In 2013, a draft audit from a government watchdog found that most of the $ 8 billion in contracts to tap the country’s wealth in land and natural resources were illegal – including two of the largest concessions, each for 220,000 hectare palm oil plantations that have violated the rights of communities living there. And officials were found to have awarded operators of mines and plantations the carbon rights to the land when those rights – worth a fortune under initiatives such as REDD+ – should have been given to the communities that live on the land in question.
Liberia’s proposed land policy would provide landmark protections for its indigenous peoples and local communities. It has not, however, been enacted into law yet.

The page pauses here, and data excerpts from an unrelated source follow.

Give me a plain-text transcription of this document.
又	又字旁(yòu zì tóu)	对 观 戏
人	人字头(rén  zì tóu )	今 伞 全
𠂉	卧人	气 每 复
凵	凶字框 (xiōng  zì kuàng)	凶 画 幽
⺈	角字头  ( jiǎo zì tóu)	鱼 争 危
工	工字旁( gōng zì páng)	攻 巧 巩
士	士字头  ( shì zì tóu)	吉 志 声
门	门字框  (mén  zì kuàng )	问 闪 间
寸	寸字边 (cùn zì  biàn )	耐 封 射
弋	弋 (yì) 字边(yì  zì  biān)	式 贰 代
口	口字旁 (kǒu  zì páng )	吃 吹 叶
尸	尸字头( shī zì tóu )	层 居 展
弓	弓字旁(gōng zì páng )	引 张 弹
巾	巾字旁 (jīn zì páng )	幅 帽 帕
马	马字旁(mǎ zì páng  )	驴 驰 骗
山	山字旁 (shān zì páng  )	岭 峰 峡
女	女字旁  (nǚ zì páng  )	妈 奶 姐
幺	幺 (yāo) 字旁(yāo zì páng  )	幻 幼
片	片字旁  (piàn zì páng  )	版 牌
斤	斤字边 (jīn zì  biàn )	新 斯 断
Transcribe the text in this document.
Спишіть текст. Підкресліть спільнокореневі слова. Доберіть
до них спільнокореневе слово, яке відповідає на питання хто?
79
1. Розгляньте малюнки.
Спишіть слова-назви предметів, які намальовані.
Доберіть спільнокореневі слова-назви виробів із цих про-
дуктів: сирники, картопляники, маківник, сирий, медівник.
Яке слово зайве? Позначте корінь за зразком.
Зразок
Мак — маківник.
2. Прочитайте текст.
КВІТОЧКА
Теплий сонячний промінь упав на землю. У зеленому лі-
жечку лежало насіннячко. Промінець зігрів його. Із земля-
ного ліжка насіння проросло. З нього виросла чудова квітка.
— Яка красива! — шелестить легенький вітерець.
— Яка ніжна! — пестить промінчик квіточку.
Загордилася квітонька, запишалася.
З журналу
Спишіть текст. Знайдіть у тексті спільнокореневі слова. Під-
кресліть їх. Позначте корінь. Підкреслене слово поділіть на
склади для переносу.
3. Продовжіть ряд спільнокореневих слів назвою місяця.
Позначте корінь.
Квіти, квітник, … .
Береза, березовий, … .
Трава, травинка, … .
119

“In 2014, everybody – governments, corporations, international organizations – needs to pick up the pace of implementation and move from words to actions,” said Andy White, coordinator of the Rights and Resources Initiative. “There is so much more that needs to be done, and it starts with the post-2015 Sustainable Development Goals and other global efforts to tackle poverty as well as climate change. The key to success lies in the recognition of community land rights. You cannot improve the lives of indigenous peoples and local communities if there’s always the threat of their land being sold out from under them.”